Tadej Pogačar not focused on making history alongside Coppi and Merckx
Il Lombardia winner says, 'I just like ride my bike, going to races and giving my all'
Tadej Pogacar (UAE Team Emirates) seems to win the biggest races in cycling with ease, racing on instinct, simply for the thrill of it all.
An Il Lombardia victory completed the 23-year-old Slovenian's exceptional 2021 season, giving him a place in history alongside Fausto Coppi and Eddy Merckx for winning two Monuments and the Tour de France in the same season. Yet he insisted that he is not that interested in making history.
"I just like riding my bike, going to races and giving my all. If I make history or not, I just enjoy it. I don't think about what's going to be. I just enjoy the moment," he explained after his win in Bergamo.
"I just like racing. I like one-week races, Grand Tours and I also love one-day races because they're different, they're more thrilling and interesting. I really like that kind of racing.
"It's been a really crazy season, from the start to the finish," he explained.
"I can't be more happy. There have been great moments with the team and with the national team. It's an amazing year."

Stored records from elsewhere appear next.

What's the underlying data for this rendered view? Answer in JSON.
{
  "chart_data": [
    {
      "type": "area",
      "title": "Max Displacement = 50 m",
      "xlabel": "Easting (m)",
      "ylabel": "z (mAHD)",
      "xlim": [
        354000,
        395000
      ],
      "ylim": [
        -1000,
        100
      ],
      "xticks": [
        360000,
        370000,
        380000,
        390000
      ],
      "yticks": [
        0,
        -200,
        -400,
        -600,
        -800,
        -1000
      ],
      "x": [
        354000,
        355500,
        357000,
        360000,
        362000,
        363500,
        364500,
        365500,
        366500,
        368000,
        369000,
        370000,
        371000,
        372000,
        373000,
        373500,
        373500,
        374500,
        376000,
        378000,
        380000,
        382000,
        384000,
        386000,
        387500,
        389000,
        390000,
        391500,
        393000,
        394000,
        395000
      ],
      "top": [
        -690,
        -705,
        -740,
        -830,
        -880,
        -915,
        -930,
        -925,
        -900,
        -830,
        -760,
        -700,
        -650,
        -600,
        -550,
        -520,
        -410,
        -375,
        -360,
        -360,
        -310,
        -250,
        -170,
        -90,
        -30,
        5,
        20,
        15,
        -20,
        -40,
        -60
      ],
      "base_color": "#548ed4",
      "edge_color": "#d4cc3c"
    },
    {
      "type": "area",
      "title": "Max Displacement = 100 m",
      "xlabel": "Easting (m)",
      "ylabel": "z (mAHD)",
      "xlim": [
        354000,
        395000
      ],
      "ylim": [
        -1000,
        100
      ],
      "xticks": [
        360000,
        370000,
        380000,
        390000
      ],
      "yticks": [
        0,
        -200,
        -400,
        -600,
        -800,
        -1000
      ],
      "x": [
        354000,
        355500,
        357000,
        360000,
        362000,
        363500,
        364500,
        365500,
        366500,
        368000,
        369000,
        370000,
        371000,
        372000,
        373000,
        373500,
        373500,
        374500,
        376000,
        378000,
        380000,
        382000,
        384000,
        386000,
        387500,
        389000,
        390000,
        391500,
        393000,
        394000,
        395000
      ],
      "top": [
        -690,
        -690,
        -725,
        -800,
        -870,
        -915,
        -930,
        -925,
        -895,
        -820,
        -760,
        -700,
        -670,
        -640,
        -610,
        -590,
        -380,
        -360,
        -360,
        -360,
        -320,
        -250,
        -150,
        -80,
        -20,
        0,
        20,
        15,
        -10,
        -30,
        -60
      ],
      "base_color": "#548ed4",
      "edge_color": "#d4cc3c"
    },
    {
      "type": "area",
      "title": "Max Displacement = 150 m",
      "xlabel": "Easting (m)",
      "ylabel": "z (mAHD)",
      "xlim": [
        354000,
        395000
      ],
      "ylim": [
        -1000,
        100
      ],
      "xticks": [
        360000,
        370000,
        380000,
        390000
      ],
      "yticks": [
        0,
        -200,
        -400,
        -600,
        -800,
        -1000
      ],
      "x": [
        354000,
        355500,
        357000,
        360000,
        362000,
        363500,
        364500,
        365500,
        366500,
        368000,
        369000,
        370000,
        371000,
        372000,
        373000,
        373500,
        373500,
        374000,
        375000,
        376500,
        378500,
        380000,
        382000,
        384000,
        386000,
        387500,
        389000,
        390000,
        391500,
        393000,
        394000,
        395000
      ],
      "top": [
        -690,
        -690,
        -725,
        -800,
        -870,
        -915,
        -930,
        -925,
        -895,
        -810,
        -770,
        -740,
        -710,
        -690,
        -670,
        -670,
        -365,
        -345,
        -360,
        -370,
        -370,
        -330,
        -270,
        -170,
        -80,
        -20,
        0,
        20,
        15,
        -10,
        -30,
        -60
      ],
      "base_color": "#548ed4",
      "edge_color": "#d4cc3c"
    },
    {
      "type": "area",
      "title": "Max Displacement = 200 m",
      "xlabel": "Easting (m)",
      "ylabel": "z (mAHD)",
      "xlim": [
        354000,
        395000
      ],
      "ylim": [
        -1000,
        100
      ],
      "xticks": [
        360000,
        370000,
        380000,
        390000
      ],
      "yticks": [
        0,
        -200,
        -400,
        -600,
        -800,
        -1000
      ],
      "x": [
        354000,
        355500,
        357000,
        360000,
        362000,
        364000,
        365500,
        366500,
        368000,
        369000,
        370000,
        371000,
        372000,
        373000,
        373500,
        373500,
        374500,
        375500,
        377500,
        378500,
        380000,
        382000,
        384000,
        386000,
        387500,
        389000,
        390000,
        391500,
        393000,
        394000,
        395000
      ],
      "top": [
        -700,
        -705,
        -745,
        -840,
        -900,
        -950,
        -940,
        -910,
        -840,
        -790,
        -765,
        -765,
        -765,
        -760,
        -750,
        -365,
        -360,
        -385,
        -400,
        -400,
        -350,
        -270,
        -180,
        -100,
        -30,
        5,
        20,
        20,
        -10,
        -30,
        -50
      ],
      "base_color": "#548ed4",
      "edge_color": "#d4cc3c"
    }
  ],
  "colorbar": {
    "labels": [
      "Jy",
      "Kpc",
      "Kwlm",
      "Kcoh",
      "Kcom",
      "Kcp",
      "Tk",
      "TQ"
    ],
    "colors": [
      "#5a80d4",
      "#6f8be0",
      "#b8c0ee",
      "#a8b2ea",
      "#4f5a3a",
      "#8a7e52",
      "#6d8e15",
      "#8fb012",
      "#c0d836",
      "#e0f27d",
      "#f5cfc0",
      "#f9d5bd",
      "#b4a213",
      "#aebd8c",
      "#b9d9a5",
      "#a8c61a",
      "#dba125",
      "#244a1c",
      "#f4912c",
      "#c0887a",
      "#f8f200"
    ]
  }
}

Pogacar hopes for more of the same in 2022, despite the expectation and attention that such dominance creates.
"My dream is to enjoy my cycling as much as possible. When I stop enjoying it then I'll search for new goals," he said.
"My programmes for the next season are more or less the same: to do the big races and to try my best every year."
Pogacar is making history in the modern era of the sport and not just in the record books. He can win the hardest one-day Classics, early-season weeklong stage races like the UAE Tour and Tirreno-Adriatico and then the Tour de France.
He is convinced his Classic-winning skills give him an edge in Grand Tours and vice-versa.
"In this cycling, to be competitive in Grand Tours, you need to be good in all kinds of races: you need to be good on the bike, in sprints, in time trials and one-day races. Everything happens in Grand Tours and you can use that experience and it helps everywhere," he suggested.
"That's how racing is becoming now. There are a lot of riders who are good in different kinds of races. I think it's a great time in cycling."
Grand Tour racing is perhaps more calculated but his attack at Il Lombardia was based on pure instinct, sensing the moment was right, seizing the initiative and then having the physical ability to win.
"Davide Formolo and Rafa Majka kept asking me what to do but I had no idea before the final climb. I simply said to try our best and see how we feel," Pogacar revealed in the post-race press conference.
"There were some attacks left and then right but nobody wanted to take control, so I decided to go... I guess it was a good move. It was more on instinct than planned."
Pogacar had endured some bad days in recent weeks but was on a good day on the Passo di Ganda as his rivals struggled to match his pace, then he was unperturbed by Fausto Masnada came across on the descent and sat on his wheel, dispatching him with a perfect late sprint surge in the streets of lower Bergamo.
"When I came to the Italian classics, I still had good and bad days but I kept believing that if I got some race pace in (my legs), then I'd be good in Lombardia," he explained.
"Maybe the bad days helped me. I didn't go over my limits, then Tre Valli Varesine and Milano-Torino gave me good legs. In the finale, I drove all I could on the Ganda, then did my best to stay with Fausto on the last climb. I knew I had a solid sprint and so I knew what I had to do."
Pogacar's final words in the press conference were for directeur sportif Allan Peiper, who was fundamental in his first Tour de France victory in 2020 and has been an important mentor for the Slovenian.
The 61-year-old Australia has been fighting cancer for several years and has revealed he has less energy due to his ongoing treatment. He retired after Paris-Roubaix.
"I'm really sad that he's retiring but also happy for him. He deserves it," Pogacar said with emotion in his voice.
"He's been a great mentor to me. We met for the first time at the Cadel Evans road race (in 2019), that was our first race together and then a year and a half later we won the Tour together and we really bonded.
"He gave me a lot in cycling and even more out of cycling. I have to thank him. I hope he enjoys his retirement."